Russia’s answer to silicon valley could be teaming up with US plane maker Boeing to set up a flight school to breach the country’s huge pilot shortfall.
The school will be set up as a part of the space cluster of the Skolkovo Techno Park and will provide higher qualification courses for pilots, the daily Vedomosti quotes sources in the Ministry of Transportation.
«Boeing will deliver simulators and possibly other equipment to the school. Our investments will reach tens of millions of dollars. It’s difficult to say more precisely, as the project is being discussed," Vedomosti quotes a Boeing employee.
The new flying school should help solve Russia's lack of qualified pilots. Russian airlines lack up to 1,200 commercial pilots, says Minister of Transport Maxim Sokolov to the newspaper. That’s despite Russian pilots's salaries are higher than many European airlines and reach 450,000 roubles a month ($14,000). Russia has only 7 civil aviation flight schools which are unable to train enough pilots to meet the growing demand. Air travel in Russia has double digit expansion.
Russian airlines are skeptical about the project.
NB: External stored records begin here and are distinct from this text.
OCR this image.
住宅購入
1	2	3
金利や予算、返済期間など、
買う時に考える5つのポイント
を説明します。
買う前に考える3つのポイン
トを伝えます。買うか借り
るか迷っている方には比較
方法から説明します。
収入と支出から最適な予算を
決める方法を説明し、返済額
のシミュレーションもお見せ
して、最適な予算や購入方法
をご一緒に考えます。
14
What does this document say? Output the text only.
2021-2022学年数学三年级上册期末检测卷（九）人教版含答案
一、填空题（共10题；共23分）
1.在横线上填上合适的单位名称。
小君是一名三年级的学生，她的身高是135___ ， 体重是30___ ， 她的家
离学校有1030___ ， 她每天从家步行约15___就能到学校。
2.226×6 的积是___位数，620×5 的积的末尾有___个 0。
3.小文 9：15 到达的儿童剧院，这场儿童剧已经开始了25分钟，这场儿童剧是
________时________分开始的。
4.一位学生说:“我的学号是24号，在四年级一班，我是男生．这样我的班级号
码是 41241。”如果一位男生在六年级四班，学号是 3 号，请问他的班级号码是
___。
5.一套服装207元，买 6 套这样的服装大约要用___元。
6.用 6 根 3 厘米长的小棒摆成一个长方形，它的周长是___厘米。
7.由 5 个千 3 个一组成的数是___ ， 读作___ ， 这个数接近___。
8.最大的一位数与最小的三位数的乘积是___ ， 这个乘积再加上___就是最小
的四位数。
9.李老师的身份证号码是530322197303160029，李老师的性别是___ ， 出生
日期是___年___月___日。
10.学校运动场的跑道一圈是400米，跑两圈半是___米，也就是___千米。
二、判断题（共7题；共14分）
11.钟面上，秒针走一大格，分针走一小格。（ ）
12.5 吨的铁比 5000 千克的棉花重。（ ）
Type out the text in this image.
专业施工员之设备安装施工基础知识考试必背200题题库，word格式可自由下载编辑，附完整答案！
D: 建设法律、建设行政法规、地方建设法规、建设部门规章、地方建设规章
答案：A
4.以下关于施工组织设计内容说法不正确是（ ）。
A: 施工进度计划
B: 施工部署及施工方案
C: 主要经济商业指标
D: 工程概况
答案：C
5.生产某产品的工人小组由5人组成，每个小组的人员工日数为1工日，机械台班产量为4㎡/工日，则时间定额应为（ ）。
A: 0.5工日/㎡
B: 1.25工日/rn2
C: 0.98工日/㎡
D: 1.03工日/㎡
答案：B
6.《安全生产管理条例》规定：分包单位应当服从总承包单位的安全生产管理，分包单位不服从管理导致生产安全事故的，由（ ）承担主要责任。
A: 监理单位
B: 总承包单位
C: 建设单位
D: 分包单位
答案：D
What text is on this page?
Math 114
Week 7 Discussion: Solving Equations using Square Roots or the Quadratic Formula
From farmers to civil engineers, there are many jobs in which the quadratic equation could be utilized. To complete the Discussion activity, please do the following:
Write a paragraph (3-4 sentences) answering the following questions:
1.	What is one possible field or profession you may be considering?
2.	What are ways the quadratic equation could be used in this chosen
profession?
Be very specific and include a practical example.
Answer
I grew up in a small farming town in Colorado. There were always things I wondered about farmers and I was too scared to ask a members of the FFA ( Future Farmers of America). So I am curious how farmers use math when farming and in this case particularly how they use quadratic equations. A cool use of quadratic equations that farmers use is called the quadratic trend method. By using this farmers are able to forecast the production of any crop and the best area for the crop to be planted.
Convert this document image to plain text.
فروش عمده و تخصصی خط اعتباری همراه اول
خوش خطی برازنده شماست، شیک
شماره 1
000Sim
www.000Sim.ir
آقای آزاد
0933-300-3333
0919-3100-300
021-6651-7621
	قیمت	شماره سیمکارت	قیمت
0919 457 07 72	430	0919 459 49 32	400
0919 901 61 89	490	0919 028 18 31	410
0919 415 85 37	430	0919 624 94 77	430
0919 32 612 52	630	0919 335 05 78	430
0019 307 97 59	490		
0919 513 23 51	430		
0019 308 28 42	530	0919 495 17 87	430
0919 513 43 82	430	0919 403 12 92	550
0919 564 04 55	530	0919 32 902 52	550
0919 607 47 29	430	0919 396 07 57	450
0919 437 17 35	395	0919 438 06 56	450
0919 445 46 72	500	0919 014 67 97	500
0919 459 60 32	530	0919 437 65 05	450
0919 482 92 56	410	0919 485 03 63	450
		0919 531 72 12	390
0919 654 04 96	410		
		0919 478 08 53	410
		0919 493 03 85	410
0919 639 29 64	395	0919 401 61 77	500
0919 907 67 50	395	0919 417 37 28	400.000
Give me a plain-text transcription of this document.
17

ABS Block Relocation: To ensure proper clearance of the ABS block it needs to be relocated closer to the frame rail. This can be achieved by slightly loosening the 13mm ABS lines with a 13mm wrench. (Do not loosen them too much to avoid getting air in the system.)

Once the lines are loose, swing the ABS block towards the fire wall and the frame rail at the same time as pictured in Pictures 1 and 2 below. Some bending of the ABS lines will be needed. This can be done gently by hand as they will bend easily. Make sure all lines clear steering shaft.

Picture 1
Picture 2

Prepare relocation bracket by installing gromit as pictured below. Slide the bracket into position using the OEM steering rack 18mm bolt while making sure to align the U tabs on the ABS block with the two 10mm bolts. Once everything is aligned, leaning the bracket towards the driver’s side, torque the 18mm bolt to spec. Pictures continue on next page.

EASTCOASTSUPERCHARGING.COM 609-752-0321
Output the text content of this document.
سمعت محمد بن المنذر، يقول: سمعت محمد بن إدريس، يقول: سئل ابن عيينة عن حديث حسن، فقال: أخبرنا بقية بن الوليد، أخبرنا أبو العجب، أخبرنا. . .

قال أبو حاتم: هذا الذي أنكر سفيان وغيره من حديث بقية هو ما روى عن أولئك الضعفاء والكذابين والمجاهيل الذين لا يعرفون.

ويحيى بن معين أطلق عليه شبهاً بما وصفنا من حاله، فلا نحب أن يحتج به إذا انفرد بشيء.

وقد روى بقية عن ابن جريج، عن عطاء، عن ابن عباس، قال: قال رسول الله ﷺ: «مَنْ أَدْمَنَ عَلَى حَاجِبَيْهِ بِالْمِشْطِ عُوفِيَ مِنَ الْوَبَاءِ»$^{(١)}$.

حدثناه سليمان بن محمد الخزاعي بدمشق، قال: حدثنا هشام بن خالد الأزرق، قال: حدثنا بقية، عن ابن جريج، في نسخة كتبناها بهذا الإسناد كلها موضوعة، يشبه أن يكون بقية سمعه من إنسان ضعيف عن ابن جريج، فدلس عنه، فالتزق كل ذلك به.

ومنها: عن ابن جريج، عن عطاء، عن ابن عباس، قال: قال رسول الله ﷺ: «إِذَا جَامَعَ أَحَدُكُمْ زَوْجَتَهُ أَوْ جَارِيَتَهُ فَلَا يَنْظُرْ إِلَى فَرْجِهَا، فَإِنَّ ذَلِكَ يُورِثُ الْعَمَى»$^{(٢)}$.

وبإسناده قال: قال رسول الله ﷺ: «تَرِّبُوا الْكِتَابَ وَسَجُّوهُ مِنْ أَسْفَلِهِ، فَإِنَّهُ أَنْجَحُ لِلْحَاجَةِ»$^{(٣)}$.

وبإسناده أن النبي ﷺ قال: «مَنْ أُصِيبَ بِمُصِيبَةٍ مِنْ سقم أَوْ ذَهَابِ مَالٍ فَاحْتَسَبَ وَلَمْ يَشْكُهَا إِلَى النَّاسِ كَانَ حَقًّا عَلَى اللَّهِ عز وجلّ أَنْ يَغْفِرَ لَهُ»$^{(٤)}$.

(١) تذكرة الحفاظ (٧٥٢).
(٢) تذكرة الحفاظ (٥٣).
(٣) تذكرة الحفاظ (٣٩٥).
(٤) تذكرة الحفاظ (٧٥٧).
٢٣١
A representative of UTair says the majority of carriers have their own refresher courses and their own requirements for pilot training.
"In principle, the establishment of a school outside the airline is a dubious enterprise," Vedomosti quotes a spokesman of Aeroflot.
The Skolkovo Foundation is a major science and innovation center championed by Dmitry Medvedev and headed by one of Russia’s richest businessmen, Viktor Vekselberg. Over the past year it has been a subject to several criminal investigations criminal investigations concerning its management. In 2012 the budget for the organization was 50 billion roubles (about $1.7 billion), with 42 billion roubles ($1.4 billion) allocated from the state budget.